“Just” listening no more…
Words are so powerful – even little, qualifying words like “just.” Over the last few years, I have often asked students and colleagues what they did for a particular client only to hear them reply that they “just listened.” As if listening to someone is somehow minimal. As if listening to someone is anything less than an act of profound honor and respect. As if listening isn’t one of the most difficult things to do well. There’s nothing “just” about truly listening.
Listening requires me to set aside my own agenda. It necessitates that I suspend my judgments – sometimes dozens of them in a matter of minutes. I am called upon to put down my pen, turn away from my list of things to do, take my eye off my watch, forget about all the conversations I am reminded of as this person tells this story, fend off my overactive brain’s constant suggestions of what I would do if I were faced with this dilemma. Listening requires active focus. It requires me to step entirely outside of myself and take in what is being said in relation to the speaker – not in relation to me. Listening is hard work.

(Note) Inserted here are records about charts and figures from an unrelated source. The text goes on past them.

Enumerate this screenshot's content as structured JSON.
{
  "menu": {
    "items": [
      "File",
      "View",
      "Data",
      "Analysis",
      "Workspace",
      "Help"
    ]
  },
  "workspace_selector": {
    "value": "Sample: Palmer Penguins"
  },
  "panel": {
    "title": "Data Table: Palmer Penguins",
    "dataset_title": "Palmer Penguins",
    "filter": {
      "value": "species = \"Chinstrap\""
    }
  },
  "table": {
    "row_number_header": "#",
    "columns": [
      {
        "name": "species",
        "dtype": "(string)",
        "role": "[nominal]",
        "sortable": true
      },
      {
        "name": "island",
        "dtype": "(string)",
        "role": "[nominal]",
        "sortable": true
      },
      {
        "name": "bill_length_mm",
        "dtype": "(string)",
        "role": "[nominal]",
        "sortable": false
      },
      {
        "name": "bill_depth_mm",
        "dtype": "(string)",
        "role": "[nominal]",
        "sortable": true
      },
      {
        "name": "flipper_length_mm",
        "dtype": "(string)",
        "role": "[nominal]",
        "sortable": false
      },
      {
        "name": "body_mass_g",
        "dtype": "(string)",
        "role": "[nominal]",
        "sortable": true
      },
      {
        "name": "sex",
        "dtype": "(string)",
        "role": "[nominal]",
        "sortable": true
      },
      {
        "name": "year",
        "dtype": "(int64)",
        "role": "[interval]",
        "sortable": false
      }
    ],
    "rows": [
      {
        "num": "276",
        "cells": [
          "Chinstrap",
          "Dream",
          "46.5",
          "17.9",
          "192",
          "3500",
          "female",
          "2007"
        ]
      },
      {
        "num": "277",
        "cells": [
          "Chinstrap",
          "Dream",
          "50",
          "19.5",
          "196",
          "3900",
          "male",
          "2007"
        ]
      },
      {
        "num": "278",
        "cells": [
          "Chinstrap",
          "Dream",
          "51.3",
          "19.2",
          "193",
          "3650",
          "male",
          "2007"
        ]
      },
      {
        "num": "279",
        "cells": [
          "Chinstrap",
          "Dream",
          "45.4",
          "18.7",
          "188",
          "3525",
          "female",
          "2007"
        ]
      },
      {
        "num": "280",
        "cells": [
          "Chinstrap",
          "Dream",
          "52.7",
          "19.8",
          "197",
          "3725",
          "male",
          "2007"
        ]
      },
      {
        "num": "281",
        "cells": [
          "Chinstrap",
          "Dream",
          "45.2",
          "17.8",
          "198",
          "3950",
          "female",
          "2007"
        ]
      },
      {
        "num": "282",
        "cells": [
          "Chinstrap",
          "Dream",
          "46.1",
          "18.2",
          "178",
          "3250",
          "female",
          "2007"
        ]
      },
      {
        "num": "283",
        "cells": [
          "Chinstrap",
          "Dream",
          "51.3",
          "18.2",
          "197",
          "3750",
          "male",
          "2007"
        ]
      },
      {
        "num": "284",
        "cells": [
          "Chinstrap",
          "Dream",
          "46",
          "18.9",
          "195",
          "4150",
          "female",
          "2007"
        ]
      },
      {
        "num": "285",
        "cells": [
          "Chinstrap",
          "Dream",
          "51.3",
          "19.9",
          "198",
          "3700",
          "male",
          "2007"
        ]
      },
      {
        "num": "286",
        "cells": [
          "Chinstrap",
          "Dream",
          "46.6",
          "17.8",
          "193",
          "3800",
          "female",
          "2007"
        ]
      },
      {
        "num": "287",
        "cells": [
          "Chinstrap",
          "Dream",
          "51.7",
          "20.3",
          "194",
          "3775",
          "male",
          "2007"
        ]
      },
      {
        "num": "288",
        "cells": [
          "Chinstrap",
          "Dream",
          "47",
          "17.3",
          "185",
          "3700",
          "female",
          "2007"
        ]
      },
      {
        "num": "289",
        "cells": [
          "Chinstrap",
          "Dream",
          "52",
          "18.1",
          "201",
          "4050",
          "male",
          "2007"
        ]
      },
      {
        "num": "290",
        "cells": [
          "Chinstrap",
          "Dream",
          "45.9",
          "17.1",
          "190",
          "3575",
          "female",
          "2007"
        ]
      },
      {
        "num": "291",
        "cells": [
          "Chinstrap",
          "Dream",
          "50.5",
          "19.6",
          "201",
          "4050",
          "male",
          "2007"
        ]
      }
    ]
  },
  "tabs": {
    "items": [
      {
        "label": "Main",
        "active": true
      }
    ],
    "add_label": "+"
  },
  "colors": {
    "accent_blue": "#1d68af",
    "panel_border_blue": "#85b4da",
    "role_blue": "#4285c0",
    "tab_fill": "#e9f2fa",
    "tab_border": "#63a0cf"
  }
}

I suspect that “just listening” derives from the kind of self-focused, I-can’t-wait-until-she’s-done-talking-so-I-can-tell-her-my-story-which-is-much-more-amazing-than-hers sort of interactions that I, at least, have more of than I like.
Real listening happens when I slow down enough to set my life aside for a moment and notice, honor and accept another being into the space in front of me. It is work right up until I let go of me and settle into another. Then, it is peaceful and rejuvenating – it is that profoundly precious gift that comes from giving.
Take a moment sometime soon to set your self aside and listen deeply to someone else. Stay with it, even as your mind wanders through Judgment Junction and Suggestion Swamp, redirect it gently to the miracle life force placing this profound trust in you. Try to hear, see and absorb the significance of the words to their speaker. There is nothing “just” about this listening.